Leurs créations valent mieux que vos profits

Leurs créations valent mieux que vos profits

La lutte des intermittent-e-s du spectacle a marqué le climat social de ces six derniers mois en France. La grande presse romande en a fait un large écho sans pour autant se questionner sur la place des artistes en Suisse. solidaritéS se propose de contribuer à la réflexion en organisant à Genève, le samedi 4 octobre 2003 et à Lausanne le mercredi 1er octobre, des soirées-débat. Par là, solidaritéS entend tout d’abord exprimer… sa solidarité avec la lutte des intermittent-e-s en France. Mais, notre mouvement veut aussi à développer des synergies avec des artistes en Suisse afin de réfléchir avec eux aux stratégies politiques pour améliorer leur statut.


En France, le 26 juin dernier, un protocole d’accord était ratifié, notamment par la CFDT, la CFTC et le MEDEF (la faîtière patronale), les syndicats plus combatifs – dont la CGT – refusant d’y souscrire. Sur cette base, la lutte allait monter en puissance pendant l’été, aboutissant à l’annulation du Festival d’Avignon et de la plupart des grands festivals en France.


Quel est l’enjeu de la lutte des intermittent-e-s du spectacle en France, qui représentent près de 100000 salarié-e-s? Résister à la péjoration d’un régime d’assurance chômage dérogatoire, qui leur permettait jusqu’ici de répondre un peu à la discontinuité structurelle de leurs conditions d’emploi et aux variations de leur rémunération.


Jusqu’ici, il leur fallait avoir travaillé 507 heures sur 12 mois pour prétendre à l’allocation chômage. Or, selon le protocole d’accord, le droit aux indemnités sera désormais calculé sur une période référence de 10 à 10,5 mois, avec des intervalles plus ou moins longs entre chaque période. Premier résultat de l’opération: l’éviction d’un quart à un tiers des intermittent-e-s les plus fragiles. En réalité, le calcul de l’indemnité favorise ceux-celles dont la situation s’apparente le plus à celle de permanent-e-s du spectacle. En somme, au lieu de réduire la précarité et l’incertitude, en faisant jouer la solidarité entre artistes, le nouveau système en individualise les conséquences, rajoutant une part d’arbitraire à une situation déjà très chaotique. Personne ne peut s’y tromper, il s’agit bien d’une «contre-réforme» néolibérale!


Certes moins médiatisé, le combat des intermittent-e-s existe aussi chez nous en Suisse.
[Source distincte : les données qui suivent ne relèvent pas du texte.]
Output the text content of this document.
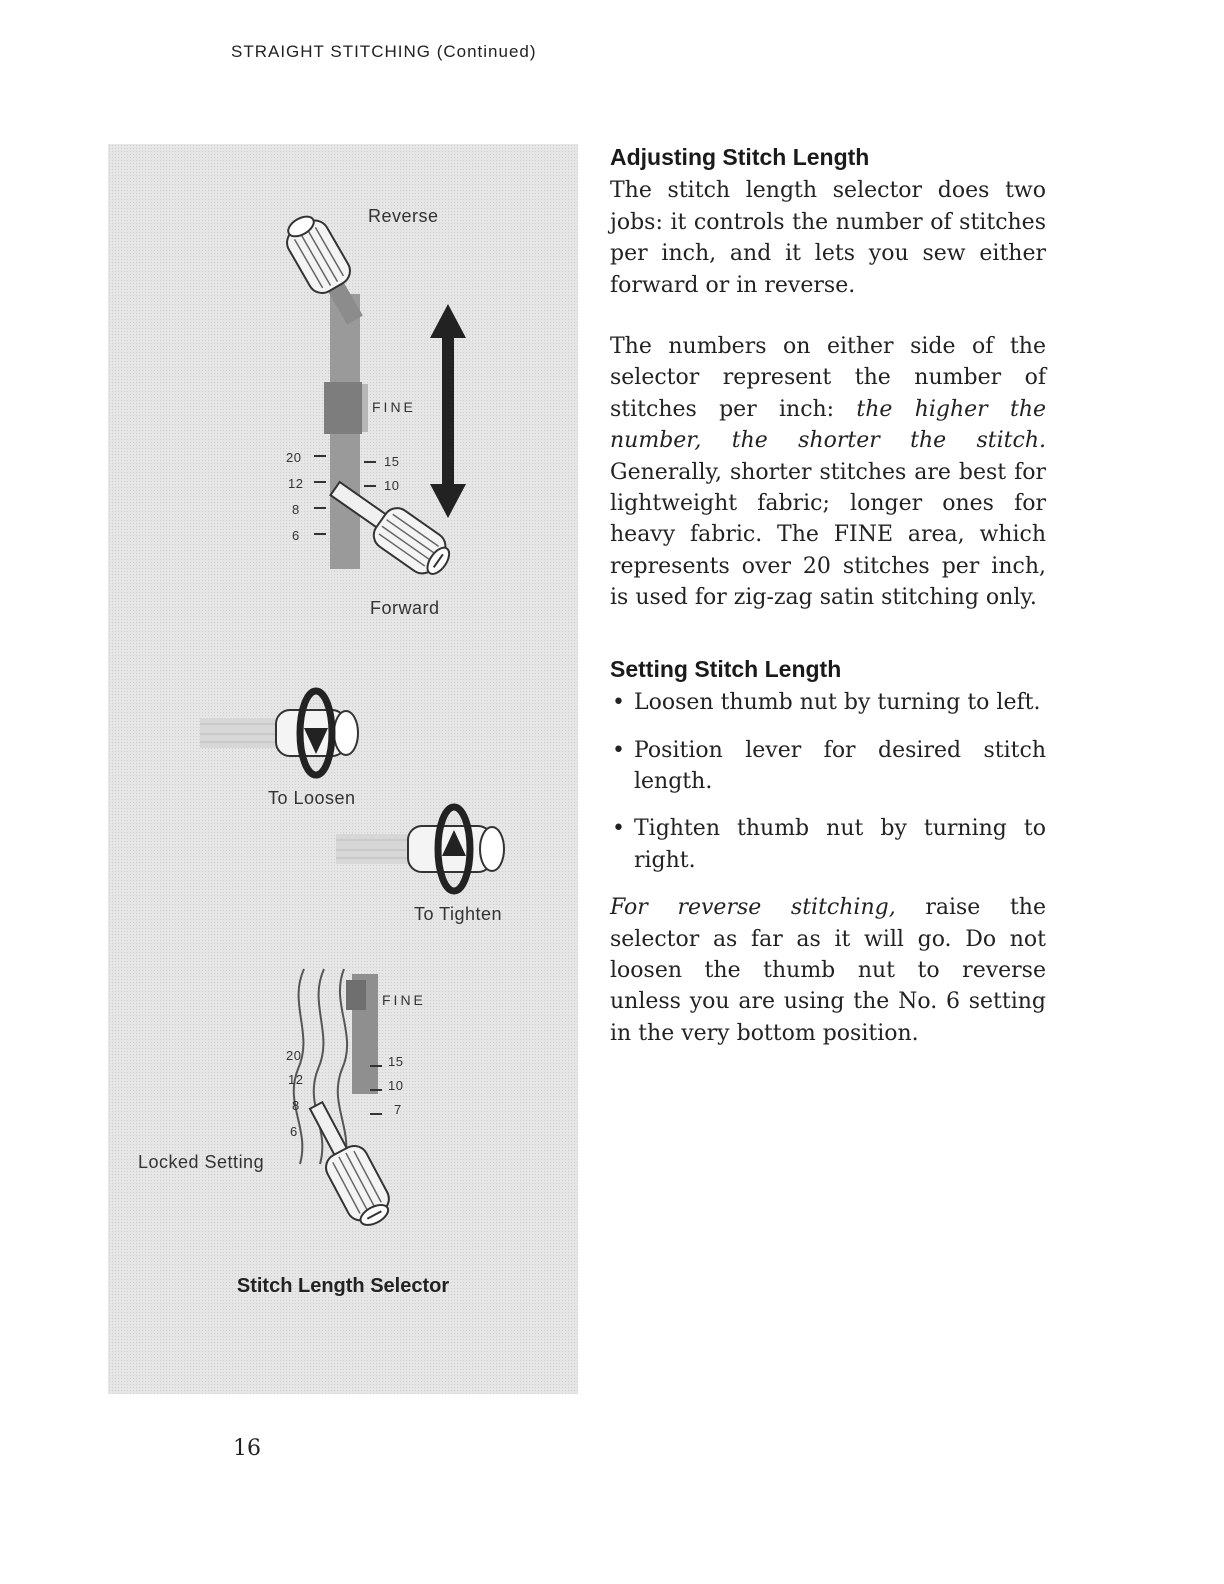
STRAIGHT STITCHING (Continued)
Reverse
FINE
20
12
8
6
15
10
Forward
To Loosen
To Tighten
FINE
20
12
8
6
15
10
7
Locked Setting
Stitch Length Selector
Adjusting Stitch Length

The stitch length selector does two jobs: it controls the number of stitches per inch, and it lets you sew either forward or in reverse.

The numbers on either side of the selector represent the number of stitches per inch: the higher the number, the shorter the stitch. Generally, shorter stitches are best for lightweight fabric; longer ones for heavy fabric. The FINE area, which represents over 20 stitches per inch, is used for zig-zag satin stitching only.

Setting Stitch Length
• Loosen thumb nut by turning to left.
• Position lever for desired stitch length.
• Tighten thumb nut by turning to right.

For reverse stitching, raise the selector as far as it will go. Do not loosen the thumb nut to reverse unless you are using the No. 6 setting in the very bottom position.

16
La dernière révision de la Loi sur le Chômage (LACI), entrée en vigueur en Suisse le 1er juillet, a représenté une régression néolibérale inacceptable, notamment du fait de la réduction de la durée des indemnités et l’augmentation de la période de cotisation nécessaire pour bénéficier de celles-ci.


Pour les intermittent-e-s du spectacle, cette révision a apporté cependant quelques progrès. S’ils ne sont pas encore reconnus comme tels, avec la spécificité de leur situation et de leur rôle social, ils sont classés dans les catégories d’assuré-e-s «où les changements d’employeurs ou contrats de durée limitée sont usuels». A ce titre, leur premier mois d’activité compte double, mais le calcul du gain assuré par exemple reste pénalisant: un jour travaillé sur un mois compte comme le gain d’un mois entier et plombe le revenu mensuel moyen et les indemnités de chômage.


Au-delà même des conditions concrète imposée par la Loi sur le chômage à ces travailleurs culturels, conditions qui font piètre figure par rapport à la situation en France, devrait se poser la question de l’introduction d’un statut véritable au-delà de celui de chômeur-euse, d’un financement et d’une reconnaissance sociale de la spécificité des différentes professions artistiques, qui prenne notamment en compte que le travail de création – au-delà des intermittences rémunérées pour tel ou tel spectacle – doit s’inscrire dans la durée.


Le statut des intermittent-e-s en Suisse, comme en France, n’en fait aujourd’hui pas des gens à part. Il est bien à l’image du salariat ultra-précaire dont rêve le capitalisme. Ne travaillent-ils pas au jour le jour, de cachet en cachet, de contrat en contrat, au gré du marché. Enfin, que pèse leur liberté de création, si chèrement payée, face aux maîtres des salles de spectacle, des médias, des vendeurs de supports audio-visuels (CDs, DVDs, cassettes, etc.), des publicitaires, voire des spéculateurs. Venez en parler avec nous le 4 octobre et cherchons ensemble des solutions!